Temporal domains of anticipatory nasal coarticulation: evidence from contrastive, phonologized and neutral nasal systems
摘要
This study investigates anticipatory nasal coarticulation (ANC) across three languages with distinct phonological uses of nasality: Standard German, Northern Urban French, and American English. While previous research has established nasalization as a coarticulatory phenomenon preceding nasal consonants, we demonstrate how language-specific phonological systems fundamentally shape its temporal dynamics.
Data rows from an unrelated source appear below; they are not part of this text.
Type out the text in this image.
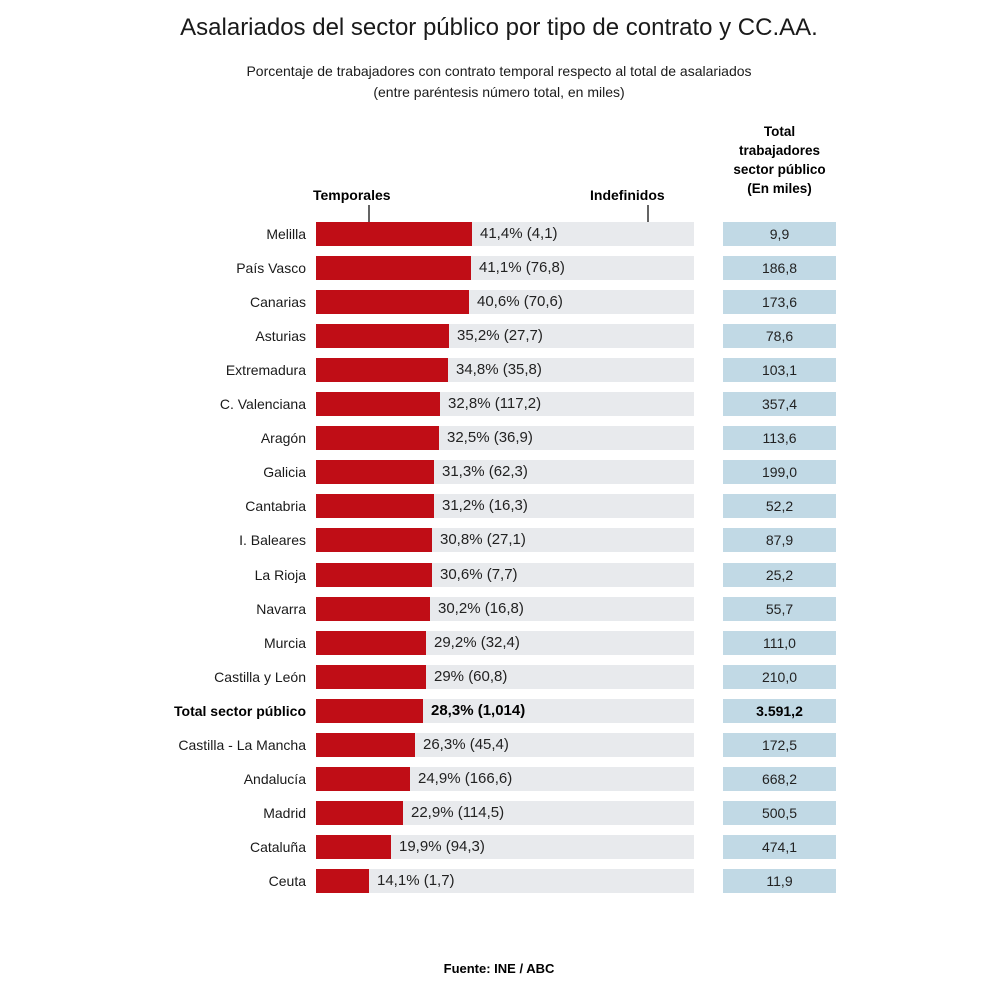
Asalariados del sector público por tipo de contrato y CC.AA.
Porcentaje de trabajadores con contrato temporal respecto al total de asalariados
(entre paréntesis número total, en miles)
Total trabajadores sector público (En miles)
Temporales	Indefinidos
Melilla	41,4% (4,1)	9,9
País Vasco	41,1% (76,8)	186,8
Canarias	40,6% (70,6)	173,6
Asturias	35,2% (27,7)	78,6
Extremadura	34,8% (35,8)	103,1
C. Valenciana	32,8% (117,2)	357,4
Aragón	32,5% (36,9)	113,6
Galicia	31,3% (62,3)	199,0
Cantabria	31,2% (16,3)	52,2
I. Baleares	30,8% (27,1)	87,9
La Rioja	30,6% (7,7)	25,2
Navarra	30,2% (16,8)	55,7
Murcia	29,2% (32,4)	111,0
Castilla y León	29% (60,8)	210,0
Total sector público	28,3% (1,014)	3.591,2
Castilla - La Mancha	26,3% (45,4)	172,5
Andalucía	24,9% (166,6)	668,2
Madrid	22,9% (114,5)	500,5
Cataluña	19,9% (94,3)	474,1
Ceuta	14,1% (1,7)	11,9
Fuente: INE / ABC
Our analysis of 93 native speakers reveals three systematic patterns: French (where nasality is contrastive) shows systematically constrained nasalization; American English (with phonologized but non-contrastive nasality) exhibits the most extensive temporal domain, often spreading beyond pre-nasal vowels; and German displays intermediate patterns with notably high inter-speaker variability, which we attribute to both minimal phonological constraints and individual articulatory-anatomical factors. Crucially, we document ANC beginning substantially before the pre-nasal vowel when no articulatory inhibitors are present, thereby challenging segmentally bound accounts of coarticulation. The findings indicate that American English pre-nasal vowels have become reliable coarticulatory markers rather than passive targets of nasal spread. These results advance our understanding of how phonological organization modulates low-level articulatory phenomena and demonstrate the non-local temporal reach of coarticulatory effects with direct implications for second language acquisition, particularly explaining why English learners of French struggle to suppress nasal spread, and applications for digital speech processing in multilingual contexts.